In vitro validation of selective candidate CDK2 substrates. (a) HEK293 cells were transiently transfected with vectors expressing FLAG-tagged EF2, TRF2, and RAP1. Anti-FLAG antibody immunoprecipitates were in vitro phosphorylated with cyclin A-CDK2 or cyclin B-CDK1 in the presence of γ-³²P-ATP (upper left panels). In parallel reactions, histone H1 was phosphorylated as a control to normalize the activities of cyclin A-CDK2 and cyclin B-CDK1 (right panel). 'C' denotes 'kinase only' reactions without transfected substrates (left panel) and 'no kinase' reaction (right panel). Protein samples were separated by SDS PAGE and the gels were transferred onto PVDF membranes. Phospho-signals were visualized by autoradiography.

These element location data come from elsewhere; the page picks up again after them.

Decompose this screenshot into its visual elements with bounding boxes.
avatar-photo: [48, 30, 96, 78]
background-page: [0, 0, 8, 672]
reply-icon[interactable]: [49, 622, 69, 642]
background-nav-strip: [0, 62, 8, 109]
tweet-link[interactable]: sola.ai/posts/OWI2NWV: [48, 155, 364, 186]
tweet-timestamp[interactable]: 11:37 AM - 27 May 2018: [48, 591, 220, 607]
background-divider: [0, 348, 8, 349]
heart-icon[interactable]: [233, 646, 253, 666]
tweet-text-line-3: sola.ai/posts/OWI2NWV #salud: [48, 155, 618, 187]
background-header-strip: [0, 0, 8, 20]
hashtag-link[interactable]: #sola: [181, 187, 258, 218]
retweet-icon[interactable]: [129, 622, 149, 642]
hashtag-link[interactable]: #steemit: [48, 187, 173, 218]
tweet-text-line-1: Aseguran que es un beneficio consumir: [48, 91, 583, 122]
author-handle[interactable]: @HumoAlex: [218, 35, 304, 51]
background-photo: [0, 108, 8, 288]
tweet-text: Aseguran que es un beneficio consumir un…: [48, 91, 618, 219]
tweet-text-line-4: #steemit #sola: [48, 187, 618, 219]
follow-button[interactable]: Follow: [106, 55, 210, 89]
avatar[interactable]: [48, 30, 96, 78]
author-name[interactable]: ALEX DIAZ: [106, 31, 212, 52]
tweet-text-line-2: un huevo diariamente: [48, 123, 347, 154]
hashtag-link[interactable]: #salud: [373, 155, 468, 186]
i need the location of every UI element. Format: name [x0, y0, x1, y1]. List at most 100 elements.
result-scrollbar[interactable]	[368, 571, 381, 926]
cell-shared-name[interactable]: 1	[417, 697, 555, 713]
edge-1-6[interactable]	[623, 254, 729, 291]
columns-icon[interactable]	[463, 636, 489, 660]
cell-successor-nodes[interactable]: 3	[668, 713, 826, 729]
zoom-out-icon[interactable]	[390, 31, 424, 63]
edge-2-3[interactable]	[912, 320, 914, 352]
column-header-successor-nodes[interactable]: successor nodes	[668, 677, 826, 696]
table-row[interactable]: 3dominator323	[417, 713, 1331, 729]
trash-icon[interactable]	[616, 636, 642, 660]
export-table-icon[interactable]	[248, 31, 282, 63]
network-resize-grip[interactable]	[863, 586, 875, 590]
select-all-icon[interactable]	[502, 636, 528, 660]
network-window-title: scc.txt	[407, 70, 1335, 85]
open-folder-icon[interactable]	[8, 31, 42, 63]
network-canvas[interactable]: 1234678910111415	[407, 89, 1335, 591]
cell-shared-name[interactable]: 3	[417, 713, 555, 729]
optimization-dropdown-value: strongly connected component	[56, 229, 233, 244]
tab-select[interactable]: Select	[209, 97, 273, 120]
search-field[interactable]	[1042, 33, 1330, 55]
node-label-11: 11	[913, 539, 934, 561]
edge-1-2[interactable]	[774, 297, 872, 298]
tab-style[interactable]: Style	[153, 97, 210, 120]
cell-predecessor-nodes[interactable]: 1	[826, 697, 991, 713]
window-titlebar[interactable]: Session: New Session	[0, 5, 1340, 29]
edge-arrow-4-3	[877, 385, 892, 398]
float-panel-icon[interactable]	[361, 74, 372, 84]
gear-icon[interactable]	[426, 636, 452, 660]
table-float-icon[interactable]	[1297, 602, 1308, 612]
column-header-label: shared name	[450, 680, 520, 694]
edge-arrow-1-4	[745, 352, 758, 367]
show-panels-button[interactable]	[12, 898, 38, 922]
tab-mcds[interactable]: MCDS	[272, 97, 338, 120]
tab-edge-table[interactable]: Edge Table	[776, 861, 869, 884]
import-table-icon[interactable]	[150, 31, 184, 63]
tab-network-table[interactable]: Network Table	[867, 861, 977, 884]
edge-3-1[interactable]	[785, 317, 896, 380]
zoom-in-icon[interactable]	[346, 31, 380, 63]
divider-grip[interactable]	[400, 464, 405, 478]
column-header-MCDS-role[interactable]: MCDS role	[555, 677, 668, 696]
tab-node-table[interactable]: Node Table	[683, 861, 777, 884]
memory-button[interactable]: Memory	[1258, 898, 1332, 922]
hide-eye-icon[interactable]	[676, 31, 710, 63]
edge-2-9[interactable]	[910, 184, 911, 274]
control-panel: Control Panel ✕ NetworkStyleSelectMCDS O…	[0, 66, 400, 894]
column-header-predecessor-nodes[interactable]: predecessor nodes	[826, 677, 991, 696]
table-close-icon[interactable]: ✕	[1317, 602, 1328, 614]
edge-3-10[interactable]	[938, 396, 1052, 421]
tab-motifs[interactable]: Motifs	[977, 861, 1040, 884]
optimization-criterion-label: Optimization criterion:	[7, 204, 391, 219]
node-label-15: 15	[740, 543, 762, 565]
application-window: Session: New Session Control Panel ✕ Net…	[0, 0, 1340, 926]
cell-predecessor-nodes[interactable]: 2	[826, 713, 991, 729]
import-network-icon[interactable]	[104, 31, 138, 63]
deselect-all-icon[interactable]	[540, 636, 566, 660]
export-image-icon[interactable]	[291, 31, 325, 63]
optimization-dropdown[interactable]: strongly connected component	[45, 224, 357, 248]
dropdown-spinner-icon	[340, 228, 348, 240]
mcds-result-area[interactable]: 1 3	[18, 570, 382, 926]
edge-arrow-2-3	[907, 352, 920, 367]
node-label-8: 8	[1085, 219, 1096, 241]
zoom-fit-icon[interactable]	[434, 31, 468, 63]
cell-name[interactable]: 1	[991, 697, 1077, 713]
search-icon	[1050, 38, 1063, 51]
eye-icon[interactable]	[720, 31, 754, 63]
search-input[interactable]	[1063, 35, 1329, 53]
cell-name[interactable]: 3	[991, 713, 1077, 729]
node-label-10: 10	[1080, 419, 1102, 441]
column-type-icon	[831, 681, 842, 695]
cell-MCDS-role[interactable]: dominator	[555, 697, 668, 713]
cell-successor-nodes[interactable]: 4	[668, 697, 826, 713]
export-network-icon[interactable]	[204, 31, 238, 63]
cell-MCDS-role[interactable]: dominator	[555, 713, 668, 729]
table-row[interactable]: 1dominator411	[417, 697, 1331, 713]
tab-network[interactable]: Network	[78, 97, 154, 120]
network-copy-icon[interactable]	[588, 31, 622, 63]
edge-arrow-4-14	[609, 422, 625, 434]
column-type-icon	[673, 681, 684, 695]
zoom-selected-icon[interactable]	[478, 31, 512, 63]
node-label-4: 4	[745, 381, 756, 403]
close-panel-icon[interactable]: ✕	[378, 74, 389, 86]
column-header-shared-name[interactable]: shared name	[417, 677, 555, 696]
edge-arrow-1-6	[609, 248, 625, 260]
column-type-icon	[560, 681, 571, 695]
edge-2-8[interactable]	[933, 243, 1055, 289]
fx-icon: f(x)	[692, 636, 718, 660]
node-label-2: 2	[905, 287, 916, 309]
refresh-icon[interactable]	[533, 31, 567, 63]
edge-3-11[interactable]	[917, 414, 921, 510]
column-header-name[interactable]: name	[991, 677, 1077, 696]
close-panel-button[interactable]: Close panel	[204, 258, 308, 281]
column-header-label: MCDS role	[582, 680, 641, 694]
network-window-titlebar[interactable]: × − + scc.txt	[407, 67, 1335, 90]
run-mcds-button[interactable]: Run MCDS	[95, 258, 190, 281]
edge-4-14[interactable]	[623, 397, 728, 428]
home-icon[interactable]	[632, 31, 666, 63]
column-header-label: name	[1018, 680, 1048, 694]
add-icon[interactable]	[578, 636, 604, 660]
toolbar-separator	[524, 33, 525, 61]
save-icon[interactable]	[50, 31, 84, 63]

The membrane was subsequently probed with anti-FLAG antibody (Sigma-Aldrich) to confirm the identity of the phospho-signal bearing band (lower left panels). The asterisk represents a non-specific band from the commercial cyclin B-CDK2 preparation. (b) Kinase reaction was carried out using γ-³²P-ATP, and GST-TRF2, GST-RAP1, GST-Rb (positive control) and GST (negative control) as substrates in the presence or absence of wild-type cyclin A-CDK2 kinase. Reactions were visualized by SDS PAGE followed by Coomassie staining and autoradiography (left panel). A similar kinase assay was carried out using wild-type cyclin A/CDK2 and ATP-γ-S, and subsequently subjected to a phosphopeptide isolation scheme. MS analysis confirmed that TRF2 and RAP1 were each phosphorylated on the exact sites we identified from the screen with one additional site for RAP1 (right panel). (c) Kinase assay was carried out using γ-³²P-ATP, cyclin A-CDK2 or cyclin B-CDK1 with increasing amounts of purified GST-RL12. Samples were separated by SDS PAGE and the gel was stained with Coomassie (lower panel) followed by autoradiography (upper panel). 'C' denotes 'kinase only' reactions without transfected substrates.